SLmix: The Platform We Built Before We Understood Business
I was a teenager at Hazelwick in Crawley with a love of computers and a connection to Sri Lanka that the internet kept alive. We built a platform for Sri Lankan music artists before "platform" was a word people used casually. This is the story of SLmix.
The Beginning
I'd come to the UK in September 2004, but Sri Lanka never left me. Online, I found others who felt the same way - a community of people who loved Sri Lankan music and wanted to share it.
Sri Lanka had a music scene nobody could easily access. Talented artists with no distribution. Fans with no way to discover new music. A gap that the internet could theoretically fill.
I say "theoretically" because even by 2006, infrastructure was challenging. Slow connections, unreliable hosting, limited resources. Uploading a single song could take ages. Streaming was barely possible.
But we were young enough to not know what was impossible.
What We Built
SLmix was a website where artists could upload music, create profiles, and connect with fans. Listeners could discover new artists, stream songs (buffering constantly), and be part of a community.
It sounds basic now. In 2006, for Sri Lankan music, it was revolutionary.
We built it with whatever tools we could find. Free hosting that went down constantly. Code copied from tutorials and modified until it worked. Design that looked amateur because we were amateurs.
But it worked. Artists signed up. Fans showed up. Music got heard that otherwise wouldn't have been.
The Community
The best part of SLmix wasn't the technology. It was the community.
Artists who'd never met started collaborating. Fans who felt isolated in their music taste found each other. A scene that existed in fragments started feeling like a whole.
People would message us with gratitude. They'd tell us we'd helped them discover their favorite artist, or that we'd given them their first audience. Those messages kept us going when everything else was difficult.
The Challenges
We had no money. Running servers cost money we didn't have. We learned to beg for hosting, to optimize aggressively, to do without things that cost.
We had no business model. Music was hard to monetize in 2006, especially in emerging markets. We tried ads, which paid almost nothing. We tried donations, which required payment systems that barely existed.
We had no experience. Managing a team scattered across time zones, even an informal one, was something we learned by making every possible mistake. People issues, direction issues, communication issues - we had them all.
Why It Mattered
SLmix didn't become a unicorn. It didn't make us rich. It eventually stopped, outcompeted by global platforms with more resources.

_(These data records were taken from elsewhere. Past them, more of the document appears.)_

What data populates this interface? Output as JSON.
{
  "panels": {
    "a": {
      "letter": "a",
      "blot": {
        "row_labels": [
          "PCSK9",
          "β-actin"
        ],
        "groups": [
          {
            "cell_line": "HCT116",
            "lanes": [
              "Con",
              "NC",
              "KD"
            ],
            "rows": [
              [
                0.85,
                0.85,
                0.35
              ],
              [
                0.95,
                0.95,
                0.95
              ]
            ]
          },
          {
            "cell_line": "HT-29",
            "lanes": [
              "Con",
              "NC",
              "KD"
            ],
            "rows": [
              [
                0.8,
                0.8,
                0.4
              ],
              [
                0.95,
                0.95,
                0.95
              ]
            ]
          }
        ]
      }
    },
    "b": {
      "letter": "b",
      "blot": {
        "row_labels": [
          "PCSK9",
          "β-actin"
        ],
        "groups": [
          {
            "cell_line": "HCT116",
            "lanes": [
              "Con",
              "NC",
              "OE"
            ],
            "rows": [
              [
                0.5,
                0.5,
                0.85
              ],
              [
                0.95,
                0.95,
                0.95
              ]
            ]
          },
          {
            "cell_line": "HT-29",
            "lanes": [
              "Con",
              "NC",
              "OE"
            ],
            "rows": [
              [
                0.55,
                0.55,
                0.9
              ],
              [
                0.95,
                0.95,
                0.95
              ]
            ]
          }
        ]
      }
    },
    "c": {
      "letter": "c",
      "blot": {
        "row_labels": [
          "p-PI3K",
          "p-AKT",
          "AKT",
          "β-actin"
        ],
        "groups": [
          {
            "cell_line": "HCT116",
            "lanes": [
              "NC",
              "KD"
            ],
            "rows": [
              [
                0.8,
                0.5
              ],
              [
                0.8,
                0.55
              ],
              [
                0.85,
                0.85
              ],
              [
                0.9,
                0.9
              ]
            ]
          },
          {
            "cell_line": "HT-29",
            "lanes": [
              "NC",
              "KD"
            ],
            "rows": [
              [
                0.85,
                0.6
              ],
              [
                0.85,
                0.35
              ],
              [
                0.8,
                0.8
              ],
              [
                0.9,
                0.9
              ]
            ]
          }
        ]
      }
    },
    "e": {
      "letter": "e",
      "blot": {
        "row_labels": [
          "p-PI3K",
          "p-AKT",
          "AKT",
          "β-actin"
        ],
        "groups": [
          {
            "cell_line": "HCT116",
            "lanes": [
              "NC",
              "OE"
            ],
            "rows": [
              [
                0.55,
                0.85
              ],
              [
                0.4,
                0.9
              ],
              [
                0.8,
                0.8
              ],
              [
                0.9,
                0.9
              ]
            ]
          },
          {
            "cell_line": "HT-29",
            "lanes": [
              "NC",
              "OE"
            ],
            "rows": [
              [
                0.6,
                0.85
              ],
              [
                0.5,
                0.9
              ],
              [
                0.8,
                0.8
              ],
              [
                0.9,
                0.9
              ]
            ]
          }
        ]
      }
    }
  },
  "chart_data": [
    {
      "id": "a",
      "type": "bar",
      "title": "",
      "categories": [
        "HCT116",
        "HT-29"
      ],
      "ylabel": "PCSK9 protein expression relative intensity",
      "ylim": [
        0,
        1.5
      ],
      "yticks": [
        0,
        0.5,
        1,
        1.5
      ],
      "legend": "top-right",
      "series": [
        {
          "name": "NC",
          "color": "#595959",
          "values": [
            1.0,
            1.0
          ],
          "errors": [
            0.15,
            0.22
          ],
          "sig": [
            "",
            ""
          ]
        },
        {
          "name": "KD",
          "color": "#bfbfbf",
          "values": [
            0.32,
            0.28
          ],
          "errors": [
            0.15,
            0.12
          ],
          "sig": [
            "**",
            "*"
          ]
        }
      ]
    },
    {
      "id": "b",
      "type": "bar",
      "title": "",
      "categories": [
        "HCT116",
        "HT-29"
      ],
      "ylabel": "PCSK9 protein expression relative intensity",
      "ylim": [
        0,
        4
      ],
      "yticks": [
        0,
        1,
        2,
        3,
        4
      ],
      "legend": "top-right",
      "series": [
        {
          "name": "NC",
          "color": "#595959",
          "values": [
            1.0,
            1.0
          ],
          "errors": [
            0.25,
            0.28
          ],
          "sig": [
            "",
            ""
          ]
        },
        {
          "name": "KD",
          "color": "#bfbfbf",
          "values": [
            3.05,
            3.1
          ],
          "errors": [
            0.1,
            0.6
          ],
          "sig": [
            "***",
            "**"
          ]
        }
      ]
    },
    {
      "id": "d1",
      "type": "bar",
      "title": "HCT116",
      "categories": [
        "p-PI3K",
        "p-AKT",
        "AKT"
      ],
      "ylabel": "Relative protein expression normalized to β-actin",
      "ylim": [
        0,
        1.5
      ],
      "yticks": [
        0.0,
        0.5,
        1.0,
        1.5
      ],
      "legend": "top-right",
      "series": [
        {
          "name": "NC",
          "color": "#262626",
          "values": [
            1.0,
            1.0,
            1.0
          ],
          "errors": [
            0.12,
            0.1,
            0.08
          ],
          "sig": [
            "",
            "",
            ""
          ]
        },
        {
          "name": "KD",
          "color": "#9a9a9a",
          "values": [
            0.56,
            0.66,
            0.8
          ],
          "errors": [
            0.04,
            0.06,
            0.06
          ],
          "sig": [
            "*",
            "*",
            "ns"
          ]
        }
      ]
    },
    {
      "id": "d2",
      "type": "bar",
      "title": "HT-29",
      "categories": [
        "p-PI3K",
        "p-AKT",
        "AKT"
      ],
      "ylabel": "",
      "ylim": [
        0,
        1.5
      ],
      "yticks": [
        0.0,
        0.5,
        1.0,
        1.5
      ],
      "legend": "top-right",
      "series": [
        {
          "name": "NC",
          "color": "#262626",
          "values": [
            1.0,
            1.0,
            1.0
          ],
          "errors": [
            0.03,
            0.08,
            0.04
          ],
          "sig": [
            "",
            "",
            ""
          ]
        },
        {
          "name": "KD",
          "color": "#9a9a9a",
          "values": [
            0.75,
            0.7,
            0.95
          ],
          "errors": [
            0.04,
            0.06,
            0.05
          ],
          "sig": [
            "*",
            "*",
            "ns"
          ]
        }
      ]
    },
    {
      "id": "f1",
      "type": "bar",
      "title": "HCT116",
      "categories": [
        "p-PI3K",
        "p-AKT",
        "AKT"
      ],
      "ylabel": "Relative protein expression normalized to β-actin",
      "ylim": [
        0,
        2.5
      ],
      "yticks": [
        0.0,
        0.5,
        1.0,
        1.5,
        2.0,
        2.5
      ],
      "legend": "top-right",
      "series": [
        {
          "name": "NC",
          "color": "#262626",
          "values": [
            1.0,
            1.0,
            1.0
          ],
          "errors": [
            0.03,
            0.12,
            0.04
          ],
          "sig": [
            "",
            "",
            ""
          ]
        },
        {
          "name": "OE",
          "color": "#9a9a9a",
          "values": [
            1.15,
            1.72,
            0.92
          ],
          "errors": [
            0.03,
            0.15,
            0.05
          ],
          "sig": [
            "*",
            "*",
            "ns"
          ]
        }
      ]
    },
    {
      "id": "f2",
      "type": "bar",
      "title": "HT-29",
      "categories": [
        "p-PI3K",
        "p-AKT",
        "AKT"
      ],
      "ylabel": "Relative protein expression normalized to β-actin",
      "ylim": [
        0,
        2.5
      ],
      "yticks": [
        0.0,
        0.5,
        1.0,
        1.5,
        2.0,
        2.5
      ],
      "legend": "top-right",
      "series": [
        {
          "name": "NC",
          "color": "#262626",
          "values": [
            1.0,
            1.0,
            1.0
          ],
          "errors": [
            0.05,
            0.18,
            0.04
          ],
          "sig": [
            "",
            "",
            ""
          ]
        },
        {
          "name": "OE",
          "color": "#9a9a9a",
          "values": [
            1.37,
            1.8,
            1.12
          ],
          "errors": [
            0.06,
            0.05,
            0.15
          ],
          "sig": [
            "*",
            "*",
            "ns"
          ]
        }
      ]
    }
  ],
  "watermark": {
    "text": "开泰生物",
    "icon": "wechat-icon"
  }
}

But that's not how I measure it.
SLmix mattered because it was real. We imagined something, built it, and watched it affect real people's lives. We learned what that process actually entails - not theory, but lived experience.
Every entrepreneur has a first project. The one before they know what they're doing. The one that teaches through pain and joy what business actually is.
SLmix was mine.
The Lessons That Lasted
I learned that you can build things. That the gap between idea and reality is crossable, if you're willing to work.
I learned that passion is necessary but not sufficient. That wanting something to succeed doesn't make it succeed.
I learned that community is everything. The technology was mediocre. The community was magic.
I learned that failure is just information. SLmix ended, but I didn't. The lessons transferred. The relationships persisted. The identity as someone who builds things - that stayed.
The Foundation
My love of computers started young. Coming to the UK and finding myself at Hazelwick, I could have lost that connection to where I came from. Instead, technology kept me linked to Sri Lanka while I built a life in Crawley.
Twenty years later, I still think about SLmix regularly. Not with regret - with gratitude.
It was exactly what I needed, exactly when I needed it. A sandbox to learn in. A community to serve. A dream to chase before I understood how dreams become reality.
If you're young and thinking about starting something - start it. It probably won't work the way you imagine. You'll learn things no course can teach. And twenty years later, you'll understand why that experience was the foundation for everything that came after.
What was your first attempt at building something? What did it teach you that you couldn't learn any other way?